柔らかなオレンジ色が灯る食卓にて、柔らかな微笑でそう問いかける白髪の男性。そんな彼の隣には、同じく柔らかな微笑を浮かべる白髪の女性が。僕のグランダッドとグラニーで。ちなみに、グランダッドはおじいちゃん、グラニーはおばあちゃんのことで……あれ、以前も言ったかな? これ。まあ、それはともあれ――
「……うん、すっごく楽しかったよ」
「そうかい、それは良かった」
「そうだね、ハビー。本当に楽しかったことが、ハンスの笑顔からも伝わってきて私達も嬉しいよ」
僕も微笑み答えると、とても嬉しそうに笑ってくれるくれるグランダッドとグラニー。ちなみに、ハビーとは奥さまが旦那さまを呼ぶ時の愛称の一つで、グラニーはいつもグランダッドのことをそう呼んでいて。一方、グランダッドもグラニーのことをワイフィーという愛称で呼んでいて。こういう呼び方一つ取っても、改めて二人の仲の良さが伝わり僕までほのぼのとしてしまう。

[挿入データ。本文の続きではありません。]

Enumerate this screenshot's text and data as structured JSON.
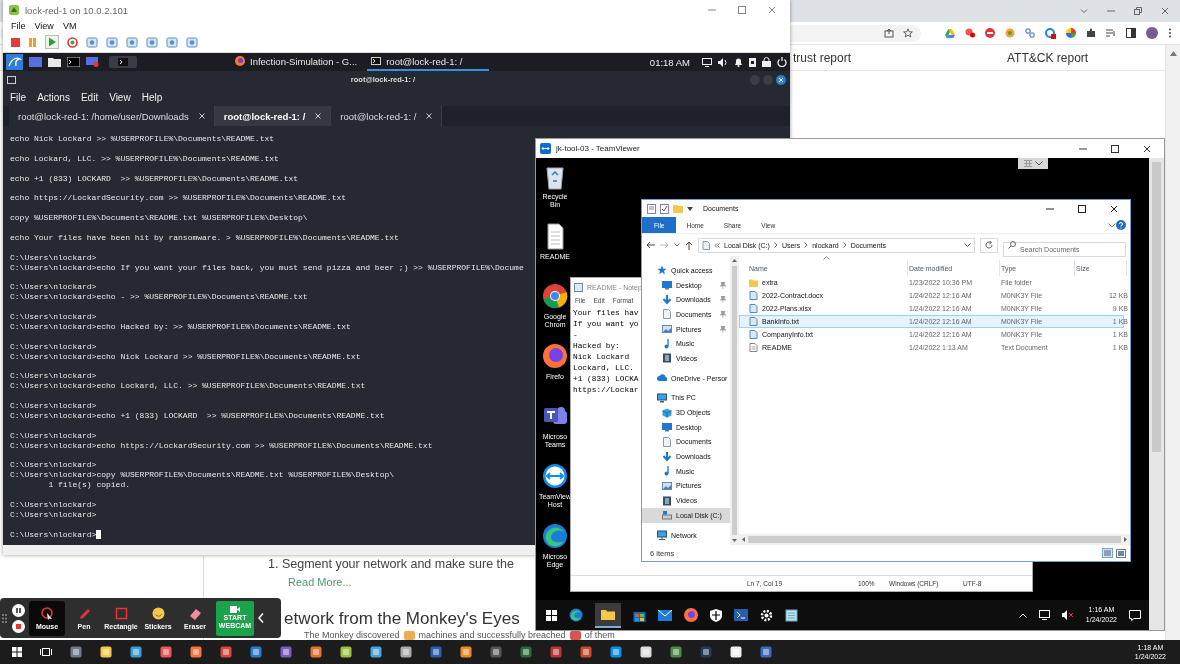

さて、お話を戻すと……うん、ほんとにすっごく楽しかった。図書館で一緒に勉強したり、一緒に雑貨屋さんも見て回って、なんとお互いにプレゼントを贈り合ったり。……まあ、あの一時だけ重い雰囲気になっちゃったけど、その後は和やかにカフェでお話ししたり――
「……ところで、ハンス。無粋なことを聞いて申し訳ないけれど……好きなのかい? ユリアさんのこと」
「ふぇ!? ……あっ、いや、その……」
一人感慨に浸っていると、グランダッドから思いも寄らない言葉が届く。……あっ、いや、その……その、なんと言いますか――
「……そもそも、僕なんかが好きになったって、ユリアさんの迷惑になっちゃうだけだし」
そう、たどたどしく答える。……うん、我ながら言ってて情けなくなるけど……でも、僕なんかが好きになったって――
「……それは、ユリアさんから言われたのかい?」
「……へっ? あっ、ううん、言われてないけど……」
「……だったら、自分で決めつけちゃいけないよ。もちろん、僕が知ったようなことは言えないけれど……それでも、ハンスがそんなふうに自分を卑下していると知ったら、ユリアさんは悲しむんじゃないかな?」
「……それは」
「……もちろん、戸惑うのはなにも不思議なことじゃないよ。だいたい誰でも、自分の気持ちが一番分からないものだからね。でも、よく考えてごらん。ハンスにとって、とても大切なことだと思うから」
「……グランダッド」
情けないことを言う僕に、いつも以上に優しく微笑み話してくれるグランダッド。そんな彼の隣では、果たしてグラニーも同じ微笑を浮かべてくれて……うん、ありがとう、二人とも。